Pharmacist-led interventions during transitions of care of older adults admitted to short term geriatric units: Current practices and perceived barriers

心理干预 医学 药剂师 过渡期护理 临床药学 药学保健 家庭医学 老年病科 护理部 药店 医疗保健 精神科 经济增长 经济
作者
Véronique Leblanc,Audrey Desjardins,Marie-Pier Desbiens,Christine Dinh,Fanny Courtemanche,Faranak Firoozi,Suzanne Gilbert,Yola Moride,Yannick Villeneuve
出处
期刊:Exploratory research in clinical and social pharmacy [Elsevier]

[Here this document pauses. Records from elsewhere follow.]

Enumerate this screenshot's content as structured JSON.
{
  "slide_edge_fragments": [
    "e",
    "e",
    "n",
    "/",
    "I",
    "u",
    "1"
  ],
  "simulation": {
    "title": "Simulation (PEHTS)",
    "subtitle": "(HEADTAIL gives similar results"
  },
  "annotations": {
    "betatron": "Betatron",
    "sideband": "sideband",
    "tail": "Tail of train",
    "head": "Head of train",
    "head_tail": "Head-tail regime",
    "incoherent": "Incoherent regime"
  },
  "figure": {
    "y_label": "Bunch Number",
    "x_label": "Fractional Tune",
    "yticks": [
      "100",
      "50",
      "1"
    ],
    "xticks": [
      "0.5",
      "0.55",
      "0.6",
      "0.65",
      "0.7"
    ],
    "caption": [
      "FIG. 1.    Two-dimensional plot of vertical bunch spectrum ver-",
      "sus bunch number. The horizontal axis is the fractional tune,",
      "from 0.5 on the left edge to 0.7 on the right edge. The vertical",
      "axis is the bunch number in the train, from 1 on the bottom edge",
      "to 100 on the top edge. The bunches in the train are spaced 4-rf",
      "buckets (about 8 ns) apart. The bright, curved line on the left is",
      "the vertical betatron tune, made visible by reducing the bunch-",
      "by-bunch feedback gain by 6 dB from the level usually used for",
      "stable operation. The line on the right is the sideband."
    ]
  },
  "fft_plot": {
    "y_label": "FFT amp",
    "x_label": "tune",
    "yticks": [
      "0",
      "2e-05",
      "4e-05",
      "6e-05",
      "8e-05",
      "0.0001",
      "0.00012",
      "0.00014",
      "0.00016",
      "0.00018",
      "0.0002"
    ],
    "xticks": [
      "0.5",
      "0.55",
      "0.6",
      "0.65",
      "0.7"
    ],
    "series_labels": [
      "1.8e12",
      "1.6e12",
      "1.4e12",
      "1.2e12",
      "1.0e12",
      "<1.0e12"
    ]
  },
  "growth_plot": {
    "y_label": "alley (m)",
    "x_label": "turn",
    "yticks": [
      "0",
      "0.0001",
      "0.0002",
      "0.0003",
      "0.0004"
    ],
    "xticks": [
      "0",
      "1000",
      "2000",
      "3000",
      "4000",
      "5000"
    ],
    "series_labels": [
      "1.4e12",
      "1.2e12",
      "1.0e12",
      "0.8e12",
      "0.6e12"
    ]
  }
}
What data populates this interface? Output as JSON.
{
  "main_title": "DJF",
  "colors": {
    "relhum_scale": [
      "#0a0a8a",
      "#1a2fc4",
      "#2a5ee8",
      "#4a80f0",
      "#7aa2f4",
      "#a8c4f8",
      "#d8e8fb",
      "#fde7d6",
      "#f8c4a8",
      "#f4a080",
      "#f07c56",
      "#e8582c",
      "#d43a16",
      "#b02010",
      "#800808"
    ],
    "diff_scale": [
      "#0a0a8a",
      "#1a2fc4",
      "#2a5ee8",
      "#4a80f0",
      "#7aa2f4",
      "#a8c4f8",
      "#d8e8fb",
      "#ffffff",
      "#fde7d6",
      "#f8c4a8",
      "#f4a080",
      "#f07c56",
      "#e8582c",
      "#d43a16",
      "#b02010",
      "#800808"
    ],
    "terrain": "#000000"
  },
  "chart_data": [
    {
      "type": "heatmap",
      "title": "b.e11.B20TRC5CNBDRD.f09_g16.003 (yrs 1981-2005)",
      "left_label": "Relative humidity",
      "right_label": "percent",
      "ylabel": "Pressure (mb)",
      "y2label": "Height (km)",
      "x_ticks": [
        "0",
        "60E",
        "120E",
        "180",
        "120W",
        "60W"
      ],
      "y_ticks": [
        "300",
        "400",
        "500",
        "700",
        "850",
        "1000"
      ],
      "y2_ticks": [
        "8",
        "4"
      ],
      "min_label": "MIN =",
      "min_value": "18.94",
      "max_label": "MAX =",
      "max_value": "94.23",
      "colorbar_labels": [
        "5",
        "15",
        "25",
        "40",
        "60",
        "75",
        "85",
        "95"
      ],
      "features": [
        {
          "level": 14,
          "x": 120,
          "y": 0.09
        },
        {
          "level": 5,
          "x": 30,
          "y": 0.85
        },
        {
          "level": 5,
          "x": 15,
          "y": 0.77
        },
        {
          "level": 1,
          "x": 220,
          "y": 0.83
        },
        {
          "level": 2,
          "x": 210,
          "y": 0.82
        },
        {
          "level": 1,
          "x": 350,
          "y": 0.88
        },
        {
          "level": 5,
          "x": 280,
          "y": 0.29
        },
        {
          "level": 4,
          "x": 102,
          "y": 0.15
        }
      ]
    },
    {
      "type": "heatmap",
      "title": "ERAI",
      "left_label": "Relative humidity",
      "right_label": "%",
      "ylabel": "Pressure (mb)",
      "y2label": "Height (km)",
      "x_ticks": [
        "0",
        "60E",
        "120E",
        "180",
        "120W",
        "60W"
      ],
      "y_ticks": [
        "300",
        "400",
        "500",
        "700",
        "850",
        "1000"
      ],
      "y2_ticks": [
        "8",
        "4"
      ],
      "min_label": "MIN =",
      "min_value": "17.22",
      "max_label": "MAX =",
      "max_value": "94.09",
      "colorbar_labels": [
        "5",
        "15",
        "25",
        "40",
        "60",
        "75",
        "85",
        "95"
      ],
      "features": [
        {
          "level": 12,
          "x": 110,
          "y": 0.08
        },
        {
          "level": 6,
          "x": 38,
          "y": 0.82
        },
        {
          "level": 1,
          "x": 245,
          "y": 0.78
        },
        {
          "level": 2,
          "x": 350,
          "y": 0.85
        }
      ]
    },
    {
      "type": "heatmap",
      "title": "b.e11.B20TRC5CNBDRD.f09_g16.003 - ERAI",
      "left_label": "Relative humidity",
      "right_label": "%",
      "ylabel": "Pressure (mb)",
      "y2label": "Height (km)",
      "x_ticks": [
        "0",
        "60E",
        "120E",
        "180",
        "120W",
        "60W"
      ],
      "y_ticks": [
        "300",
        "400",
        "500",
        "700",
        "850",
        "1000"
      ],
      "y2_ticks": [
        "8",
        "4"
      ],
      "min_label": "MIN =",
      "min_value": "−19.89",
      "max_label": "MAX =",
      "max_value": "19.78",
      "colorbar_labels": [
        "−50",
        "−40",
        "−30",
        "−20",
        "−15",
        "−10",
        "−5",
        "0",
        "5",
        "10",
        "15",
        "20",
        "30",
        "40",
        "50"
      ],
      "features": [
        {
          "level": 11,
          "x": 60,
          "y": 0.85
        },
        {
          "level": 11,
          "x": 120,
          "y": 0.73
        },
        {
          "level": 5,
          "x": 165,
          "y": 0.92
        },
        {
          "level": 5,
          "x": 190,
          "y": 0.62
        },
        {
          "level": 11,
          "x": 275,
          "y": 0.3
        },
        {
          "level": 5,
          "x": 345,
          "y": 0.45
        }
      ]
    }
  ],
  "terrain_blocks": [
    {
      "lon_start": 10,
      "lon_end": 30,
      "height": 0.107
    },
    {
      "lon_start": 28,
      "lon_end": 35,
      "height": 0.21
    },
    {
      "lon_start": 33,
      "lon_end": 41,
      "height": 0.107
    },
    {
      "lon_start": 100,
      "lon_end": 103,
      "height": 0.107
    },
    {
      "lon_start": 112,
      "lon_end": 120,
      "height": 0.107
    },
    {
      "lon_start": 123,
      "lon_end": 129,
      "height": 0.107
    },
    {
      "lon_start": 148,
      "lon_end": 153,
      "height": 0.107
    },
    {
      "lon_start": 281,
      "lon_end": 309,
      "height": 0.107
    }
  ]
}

卷期号:5: 100090-100090 被引量:5
标识
DOI:10.1016/j.rcsop.2021.100090
摘要

During transitions of care, older adults are at risk of adverse drug events which could lead to avoidable hospital visits. Pharmacists are increasingly involved in care teams at various stages of the continuum of care. The types and frequency of clinical interventions performed by pharmacists in the geriatric practice setting remain poorly documented. This study aimed to describe the current integration of pharmacist interventions during transitions of care of older adults admitted in short-term geriatric units (STGUs) and to explore barriers and facilitators to their implementation in clinical practice. The secondary objective was to explore associations between certain patient characteristics and pharmacist-led interventions during transitional care. A mixed methods study was conducted with pharmacists practicing in STGUs in the Montreal area, Canada. The application of 8 pharmaceutical interventions was assessed using a self-administered questionnaire, along with as a retrospective chart review. Four semi-structured group interviews were conducted in order to identify perceived barriers and facilitators. Thirteen pharmacists participated in the study. In the questionnaire, medication reconciliation on admission and at discharge was reported as being performed at least half the time by 12 (92%) and 7 (54%) pharmacists, respectively. The retrospective chart review revealed that these interventions were documented in 95 (98%) and 25 (26%) files, respectively. While 35% of patients had a documented pharmaceutical care plan on admission, none was documented at discharge. Several barriers to implementing clinical interventions were identified such as lack of time, technical support, communication and standardization. Pharmacists are involved at different periods of transitional care; however, certain barriers should be addressed in order to expand their role in discharge planning. Providing guidelines on what is expected at discharge and post-discharge, and having a practice focused on delegation and collaboration would help pharmacists increase their role throughout the transition of care of older adults.